Guided customization interface in Studio
Guided customization reduced overwhelm by revealing complexity progressively.

Tangible real-time collaboration

Most "collaboration" tools let people take turns editing a shared file. Studio did something more ambitious: users could see each other's cursors moving on screen in real time. It wasn't just live editing, it was the feeling of being in the same physical space. That distinction mattered enormously in a classroom context.

Because so much of the collaborative experience was motion-dependent, I used After Effects and Principle to prototype and communicate interaction behavior before engineering investment. Testing intent through motion early saved significant rework downstream.

"It's one thing to pass a document back and forth. It's another to update it live. And it's another thing entirely when you can see what someone else is doing as if they were in the same room."

Board history and participation tracking

Every Studio board maintained a full history. Teachers could see how a board evolved over time, replay the creation process, and review individual student participation. For teachers, this was a new window into how students think and work, not just what they submitted.

Studio board history and timeline interface
The board timeline gave teachers visibility into student participation and creative process.

Launch

After more than two years of design and development, Studio launched with a progressive rollout coordinated around the school calendar. A soft launch preceded the full release, giving us a controlled window to catch issues before reaching the full user base.

Post-launch, the work shifted to delegating, prioritizing incoming feedback, and shipping features on a rolling timeline while stabilizing the product under real classroom conditions.

Studio V2 dashboard final design
The Studio dashboard at V2, reflecting iterations based on post-launch feedback.

Supporting users and building product literacy

Discovery Education has a strong reputation with educators, and we needed Studio to earn that trust. Onboarding and literacy were as much a part of the design as the product itself.

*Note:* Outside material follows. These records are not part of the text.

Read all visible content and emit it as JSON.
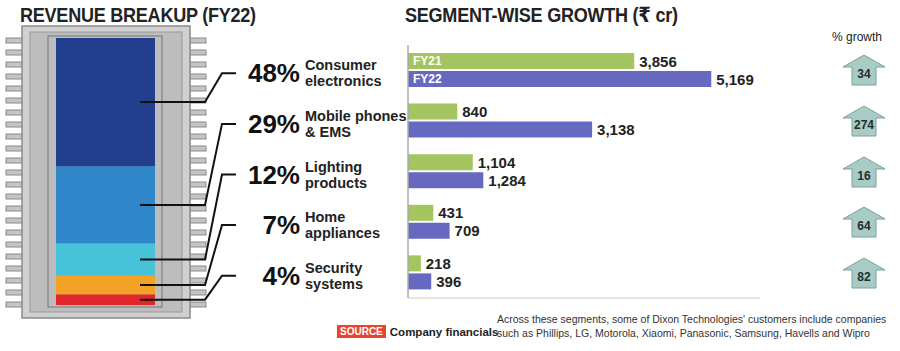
{
  "chart_data": [
    {
      "type": "bar",
      "stacked": true,
      "title": "REVENUE BREAKUP (FY22)",
      "categories": [
        null
      ],
      "series": [
        {
          "name": "Consumer electronics",
          "color": "#213f8e",
          "values": [
            48
          ],
          "value_labels": [
            "48%"
          ]
        },
        {
          "name": "Mobile phones & EMS",
          "color": "#2f86c9",
          "values": [
            29
          ],
          "value_labels": [
            "29%"
          ]
        },
        {
          "name": "Lighting products",
          "color": "#47c3d9",
          "values": [
            12
          ],
          "value_labels": [
            "12%"
          ]
        },
        {
          "name": "Home appliances",
          "color": "#f4a225",
          "values": [
            7
          ],
          "value_labels": [
            "7%"
          ]
        },
        {
          "name": "Security systems",
          "color": "#e0262b",
          "values": [
            4
          ],
          "value_labels": [
            "4%"
          ]
        }
      ],
      "ylim": [
        0,
        100
      ],
      "data_labels": true,
      "tick_labels": false
    },
    {
      "type": "bar",
      "orientation": "horizontal",
      "title": "SEGMENT-WISE GROWTH (₹ cr)",
      "categories": [
        "Consumer electronics",
        "Mobile phones & EMS",
        "Lighting products",
        "Home appliances",
        "Security systems"
      ],
      "series": [
        {
          "name": "FY21",
          "color": "#a3c45f",
          "values": [
            3856,
            840,
            1104,
            431,
            218
          ],
          "value_labels": [
            "3,856",
            "840",
            "1,104",
            "431",
            "218"
          ]
        },
        {
          "name": "FY22",
          "color": "#6769c1",
          "values": [
            5169,
            3138,
            1284,
            709,
            396
          ],
          "value_labels": [
            "5,169",
            "3,138",
            "1,284",
            "709",
            "396"
          ]
        }
      ],
      "xlim": [
        0,
        6000
      ],
      "data_labels": true,
      "tick_labels": false,
      "growth_label": "% growth",
      "growth": [
        34,
        274,
        16,
        64,
        82
      ],
      "source_label": "SOURCE",
      "source": "Company financials",
      "note": "Across these segments, some of Dixon Technologies' customers include companies such as Phillips, LG, Motorola, Xiaomi, Panasonic, Samsung, Havells and Wipro"
    }
  ]
}
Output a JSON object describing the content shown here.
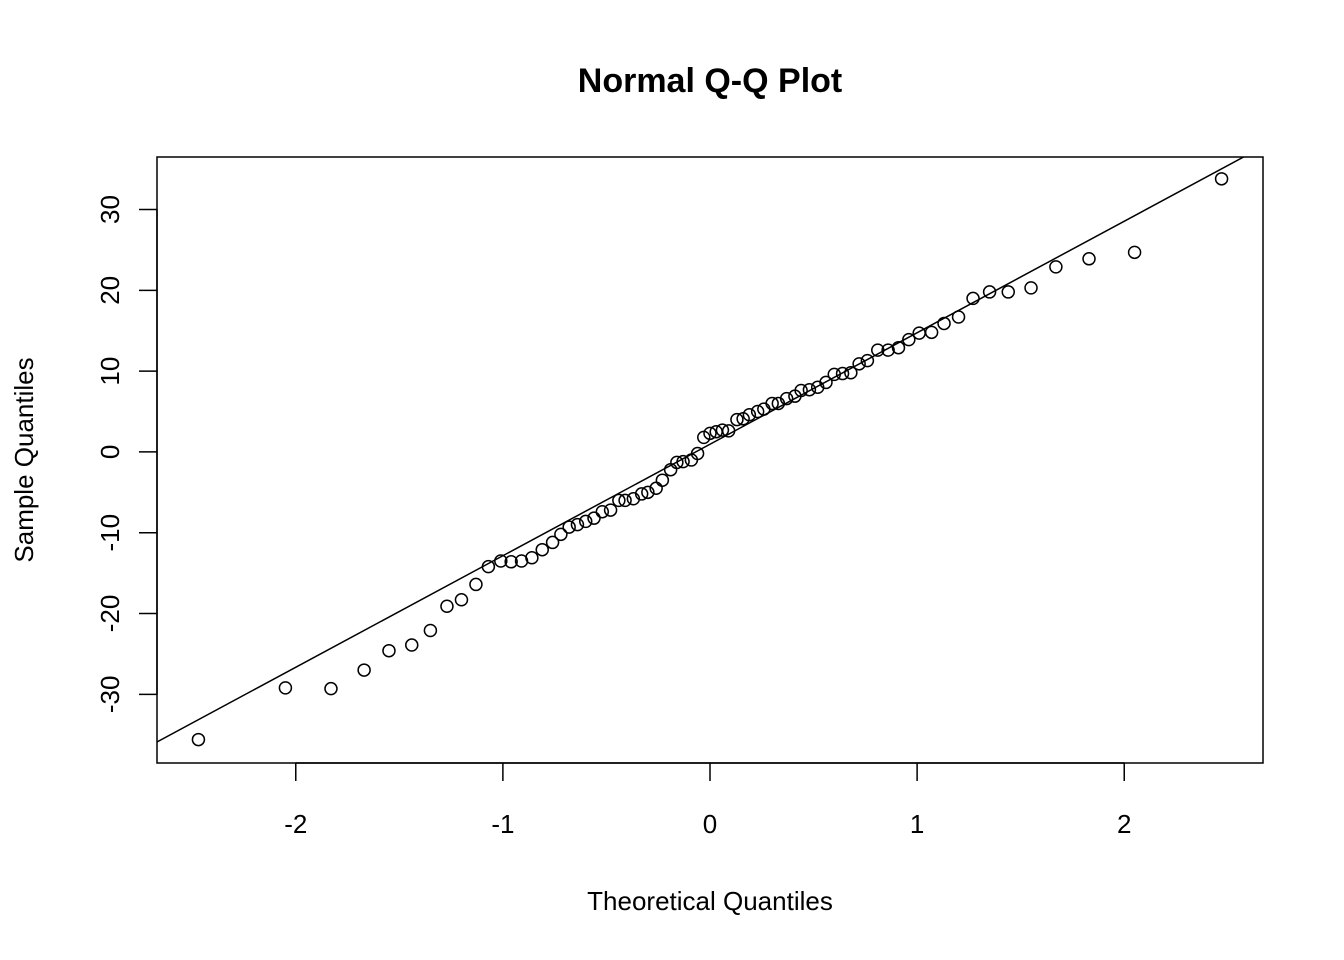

Studio promotional marketing site
The Studio marketing site, designed to communicate the product's value to teachers before first use.

Template marketplace

The Marketplace gave teachers a starting point instead of a blank canvas. Teachers could save and share their own board templates, and the community grew its own library of reusable starting points. It reduced the cold-start problem and accelerated adoption in classrooms where time was always scarce.

In-product help and contextual support

We embedded contextual help throughout Studio using third-party tooling, surfacing guidance based on what the user was trying to do rather than forcing them to leave the product. As we identified gaps in feature engagement, we layered in progressive in-product messaging to guide users toward features they hadn't discovered.

Performance and outcomes

Studio had to integrate across the entire Discovery Education platform, so success metrics were composite. We tracked traditional usability measures: time on task, success rates, error frequency. We also tracked behavioral signals from retired legacy tools to understand which features mattered most and how usage patterns shifted after migration.

Products retired as a result of Studio became measurement tools in their own right. Tracking what teachers stopped using told us as much about Studio's success as what they started doing.

What we could have done better

Staying on strategy longer

As Studio's internal visibility grew, pressure to respond to stakeholder requests increased. The shift from fully production-focused to partly politics-managed was gradual, but it created moments where we moved off of well-researched directions before we'd fully tested them. Looking back, holding the line on strategy for longer would have reduced some of the rework.

Revisiting discarded work sooner

More than once we returned to concepts we'd set aside a year or more earlier. In some cases, those earlier explorations turned out to be closer to the right answer than the path we'd taken in the interim. Keeping a more accessible archive of explored directions would have shortened some of those loops.